58. A method for delivering a fluid composition across a dermal barrier of a subject, the method comprising:

in one or more steps, inserting a plurality of projections of the first device into the subject to a depth where an end of at least one of the projections is proximate to the first site, and inserting the plurality of projections of the second device into the subject to a depth where an end of at least one of the projections is proximate to the second site; and

59. The method of claim 58, wherein administering the first dose and administering the second dose are simultaneous.

60. The method of claim 58, wherein administering the first dose and administering the second dose partially overlap in time.

61. The method of claim 58, wherein administering the first dose and administering the second dose are sequential.

62. The method of any one of claims 58 to 61, wherein the first device and the second device are different devices.

63. The method of any one of claims 58 to 61, wherein the first device and the second device are the same device.

64. The method of any one of claims 58 to 63, wherein administering the dose cumulatively provides a therapeutically effective dose.

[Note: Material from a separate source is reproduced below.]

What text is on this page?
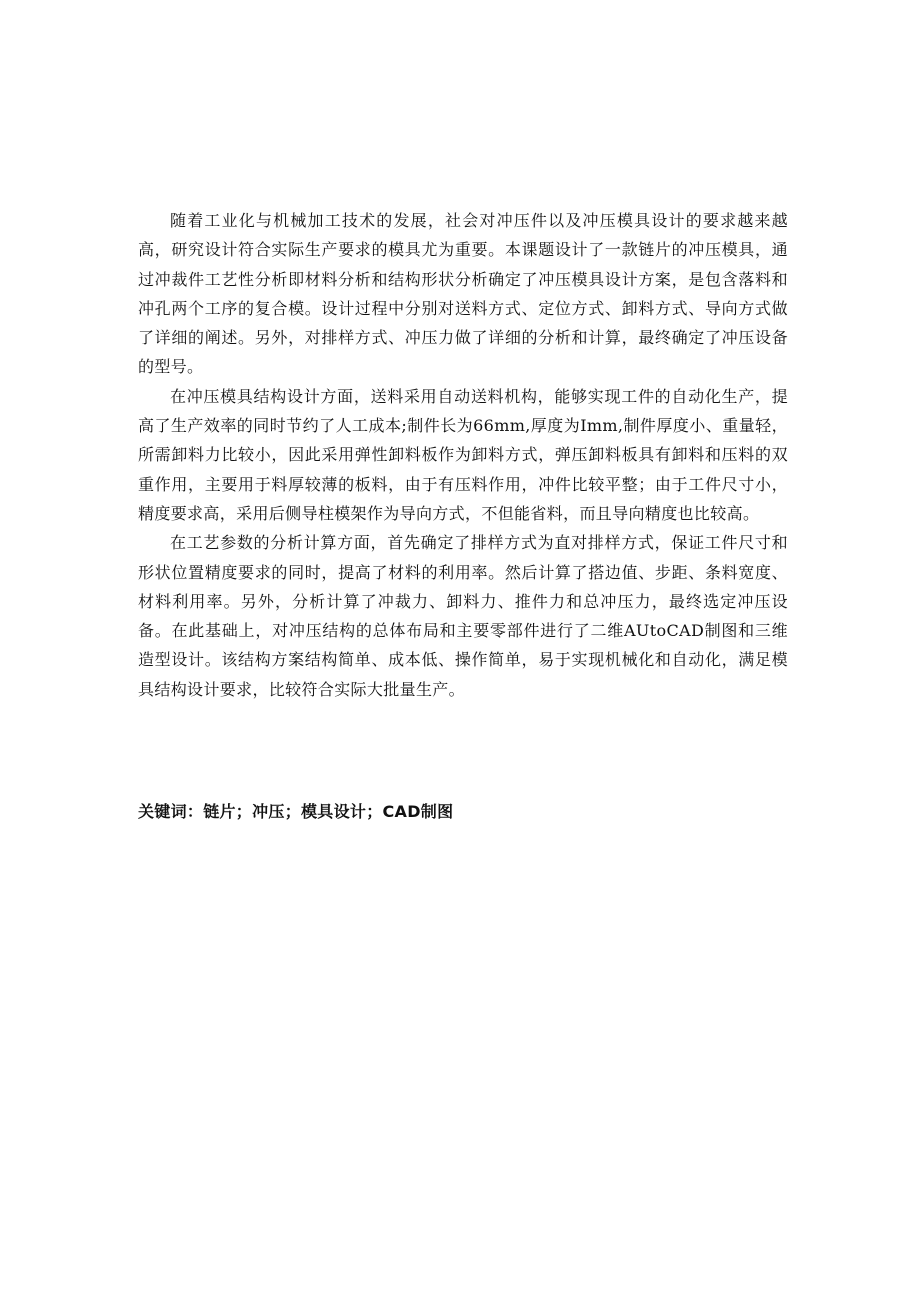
随着工业化与机械加工技术的发展，社会对冲压件以及冲压模具设计的要求越来越高，研究设计符合实际生产要求的模具尤为重要。本课题设计了一款链片的冲压模具，通过冲裁件工艺性分析即材料分析和结构形状分析确定了冲压模具设计方案，是包含落料和冲孔两个工序的复合模。设计过程中分别对送料方式、定位方式、卸料方式、导向方式做了详细的阐述。另外，对排样方式、冲压力做了详细的分析和计算，最终确定了冲压设备的型号。

在冲压模具结构设计方面，送料采用自动送料机构，能够实现工件的自动化生产，提高了生产效率的同时节约了人工成本;制件长为66mm,厚度为Imm,制件厚度小、重量轻，所需卸料力比较小，因此采用弹性卸料板作为卸料方式，弹压卸料板具有卸料和压料的双重作用，主要用于料厚较薄的板料，由于有压料作用，冲件比较平整；由于工件尺寸小，精度要求高，采用后侧导柱模架作为导向方式，不但能省料，而且导向精度也比较高。

在工艺参数的分析计算方面，首先确定了排样方式为直对排样方式，保证工件尺寸和形状位置精度要求的同时，提高了材料的利用率。然后计算了搭边值、步距、条料宽度、材料利用率。另外，分析计算了冲裁力、卸料力、推件力和总冲压力，最终选定冲压设备。在此基础上，对冲压结构的总体布局和主要零部件进行了二维AUtoCAD制图和三维造型设计。该结构方案结构简单、成本低、操作简单，易于实现机械化和自动化，满足模具结构设计要求，比较符合实际大批量生产。

关键词：链片；冲压；模具设计；CAD制图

65. The method of any one of claims 58 to 64, wherein the first site and the second site are on different limbs of the subject.

66. The method of any one of claims 58 to 65, wherein the first site and the second site are each independently proximate to a hand or a foot of the patient.

67. The method of any one of claims 58 to 66, wherein the administering step is performed for at least 4, 6, 8, 10, 12, 16, 24, 36, 48, or 72 hours.

68. The method of any one of claims 58 to 67, wherein the device is placed at a site on the skin of the subject having lymphatic capillaries and/or lymphatic vessels that deliver lymph directly into the lymphatic system in an inflamed site in the patient, the lymphatic system comprising lymph nodes, lymphatic capillaries, lymphatic vessels, lymphatic organs, or any combination thereof.